Are the doctors aware of the problem of the potential Q10 deficiency in statin patients? How can you contribute to raising awareness?

dr Look:  I assume that this is specialist knowledge, but I do not have representative data on any questioning of colleagues on this topic. Only large, so-called head-to-head studies in which statins alone are compared with statins plus Q10 can provide clarity. These studies have to be carried out on several thousand patients and last for several years.

Presenting the Q10 hypothesis to colleagues at this point in time may be correct on the one hand, but it also harbors the risk of arousing unfounded fears in patients too. Conservative institutions are therefore somewhat critical of this.
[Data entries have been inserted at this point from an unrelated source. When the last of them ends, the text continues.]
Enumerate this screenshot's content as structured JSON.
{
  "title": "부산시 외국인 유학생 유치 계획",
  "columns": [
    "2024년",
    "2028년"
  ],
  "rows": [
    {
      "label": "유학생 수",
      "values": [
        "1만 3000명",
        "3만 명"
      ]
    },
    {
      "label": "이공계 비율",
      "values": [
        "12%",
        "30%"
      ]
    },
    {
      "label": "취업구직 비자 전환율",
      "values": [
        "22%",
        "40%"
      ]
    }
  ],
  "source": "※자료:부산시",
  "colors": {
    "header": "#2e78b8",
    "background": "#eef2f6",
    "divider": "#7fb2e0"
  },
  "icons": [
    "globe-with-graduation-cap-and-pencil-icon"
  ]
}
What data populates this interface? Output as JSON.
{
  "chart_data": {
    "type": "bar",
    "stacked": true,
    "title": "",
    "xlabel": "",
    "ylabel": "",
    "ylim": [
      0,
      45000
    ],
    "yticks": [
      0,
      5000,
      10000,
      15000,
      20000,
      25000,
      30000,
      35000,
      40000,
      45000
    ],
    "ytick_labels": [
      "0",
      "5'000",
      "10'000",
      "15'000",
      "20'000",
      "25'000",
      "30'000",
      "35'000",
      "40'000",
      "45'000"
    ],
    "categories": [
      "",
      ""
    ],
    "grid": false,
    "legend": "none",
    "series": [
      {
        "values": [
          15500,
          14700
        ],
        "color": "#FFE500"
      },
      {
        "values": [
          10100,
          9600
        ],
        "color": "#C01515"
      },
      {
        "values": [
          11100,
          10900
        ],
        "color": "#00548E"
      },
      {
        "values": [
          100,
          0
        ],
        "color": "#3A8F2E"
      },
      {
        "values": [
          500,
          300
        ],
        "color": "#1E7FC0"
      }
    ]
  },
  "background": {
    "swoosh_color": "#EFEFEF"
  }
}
Because as long as the supporting studies I have outlined do not take place, colleagues in practice are always in the dilemma of having to interpret the data according to their own feelings.

In my opinion, it is a small scandal that the scientific community has not yet managed to carry out these head-to-head studies. Over the past 20 years, tens of thousands of patients have been treated with statins in trials. The fact that a statin/Q10 comparison group was never compared with the statin-only group is very critical. Ten years ago, it would have been easy to check whether the combination therapy, Q10 plus statin, had fewer side effects or even better overall results in reducing heart attacks and mortality, especially in high-risk patients, than statin monotherapy. Dr. Look, thank you for the interview.